184725-wish-wish

Wish: Wish

For the most part, this is stellar stuff and is on a high orbit way above its peers.
Wish
Wish
Hand Drawn Dracula
2014-08-26

It’s hard to believe that Toronto’s Kyle Connolly is just 23 years old. Listen to his band’s debut eponymous album, and you’ll find a heavy psych rock sound that belies his young age. You know what Wish sounds like? Believe it or not, Yo La Tengo. Many of the songs on Wish have the same fuzzed-out sonic sprawl of a “Night Falls On Hoboken”, just much more truncated of course. And Connolly is a dead ringer vocally for Ira Kaplan. The resemblance is startling. So call this psych rock if you will, but there’s a dreamy indie rock quality to many of these songs. And the production is quite well done for an indie album of this nature. First song “The Days” starts out with feedback squawk, and you think that a turbocharged fuzzy garage rock track will emerge. However, while the sonic maelstrom remains, it is pushed into the background and a creamy sounding melody takes over. It’s quite heart-rending.
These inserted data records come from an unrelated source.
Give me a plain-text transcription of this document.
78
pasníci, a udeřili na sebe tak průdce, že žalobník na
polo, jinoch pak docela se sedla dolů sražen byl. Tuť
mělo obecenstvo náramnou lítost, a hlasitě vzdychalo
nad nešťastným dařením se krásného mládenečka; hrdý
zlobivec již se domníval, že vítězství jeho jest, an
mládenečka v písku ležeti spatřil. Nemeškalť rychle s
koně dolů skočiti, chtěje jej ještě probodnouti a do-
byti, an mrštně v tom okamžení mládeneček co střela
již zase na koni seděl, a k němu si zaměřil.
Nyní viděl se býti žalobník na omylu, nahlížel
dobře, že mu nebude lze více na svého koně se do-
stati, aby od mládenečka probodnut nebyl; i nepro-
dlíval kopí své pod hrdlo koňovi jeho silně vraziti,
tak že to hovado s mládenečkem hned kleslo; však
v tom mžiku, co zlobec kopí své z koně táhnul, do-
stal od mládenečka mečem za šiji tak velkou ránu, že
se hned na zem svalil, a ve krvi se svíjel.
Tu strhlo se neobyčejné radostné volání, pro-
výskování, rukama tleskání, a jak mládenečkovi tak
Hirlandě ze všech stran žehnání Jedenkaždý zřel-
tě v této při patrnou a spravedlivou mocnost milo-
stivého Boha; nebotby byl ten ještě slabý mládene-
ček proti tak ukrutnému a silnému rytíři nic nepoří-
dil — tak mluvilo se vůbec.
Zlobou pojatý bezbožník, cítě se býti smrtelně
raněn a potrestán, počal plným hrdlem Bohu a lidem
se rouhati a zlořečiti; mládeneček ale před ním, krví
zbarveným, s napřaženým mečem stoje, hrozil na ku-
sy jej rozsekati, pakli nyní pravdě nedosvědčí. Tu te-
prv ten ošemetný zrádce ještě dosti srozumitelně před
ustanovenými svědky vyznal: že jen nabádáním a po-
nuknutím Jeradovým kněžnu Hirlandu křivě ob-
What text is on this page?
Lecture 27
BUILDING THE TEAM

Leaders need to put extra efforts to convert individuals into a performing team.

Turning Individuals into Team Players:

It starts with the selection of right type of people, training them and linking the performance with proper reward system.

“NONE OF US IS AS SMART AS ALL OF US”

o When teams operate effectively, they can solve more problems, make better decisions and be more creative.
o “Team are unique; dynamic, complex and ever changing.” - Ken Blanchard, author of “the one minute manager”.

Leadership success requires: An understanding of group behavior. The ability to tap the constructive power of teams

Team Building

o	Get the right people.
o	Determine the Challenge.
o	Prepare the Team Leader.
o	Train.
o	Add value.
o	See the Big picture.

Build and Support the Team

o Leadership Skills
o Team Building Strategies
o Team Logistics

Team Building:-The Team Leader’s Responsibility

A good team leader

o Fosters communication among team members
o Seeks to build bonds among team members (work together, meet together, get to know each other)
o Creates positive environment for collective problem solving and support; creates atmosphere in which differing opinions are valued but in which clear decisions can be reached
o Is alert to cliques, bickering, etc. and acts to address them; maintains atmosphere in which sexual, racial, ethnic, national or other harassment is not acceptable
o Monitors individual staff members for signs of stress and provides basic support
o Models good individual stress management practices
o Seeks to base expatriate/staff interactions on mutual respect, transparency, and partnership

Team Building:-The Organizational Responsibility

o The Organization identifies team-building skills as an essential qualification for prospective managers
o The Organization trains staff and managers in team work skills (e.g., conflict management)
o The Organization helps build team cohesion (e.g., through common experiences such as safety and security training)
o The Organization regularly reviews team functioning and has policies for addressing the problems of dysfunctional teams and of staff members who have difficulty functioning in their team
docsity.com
True, Wish can get a little too jammy at times. (At the end of “Francis In Space”, a song that’s really an extended jam, someone remarks, “What? That’s it?” and I have to wonder if that was an ironic statement.) However, there’s some really, really bracing material on Wish, especially third track “Slacker”, which sounds like it was virtually lifted from Electr-O-Pura. It is far and away, hands down, the best song on the record. However, saying that is doing a disservice to the other songs, because Wish works on a thematic principle and everything congeals into a whole. The LP alternates between quick and dirty garagey gems, and longer, five and six minute extended jams that explode into the cosmos. For a first album, and from someone so young, Wish definitely shows a great deal of promise and heft, and Connolly has got a great batting average going for him. Some may wish upon a star, but I wish that Wish could become stars. For the most part, this is stellar stuff and is on a high orbit way above its peers.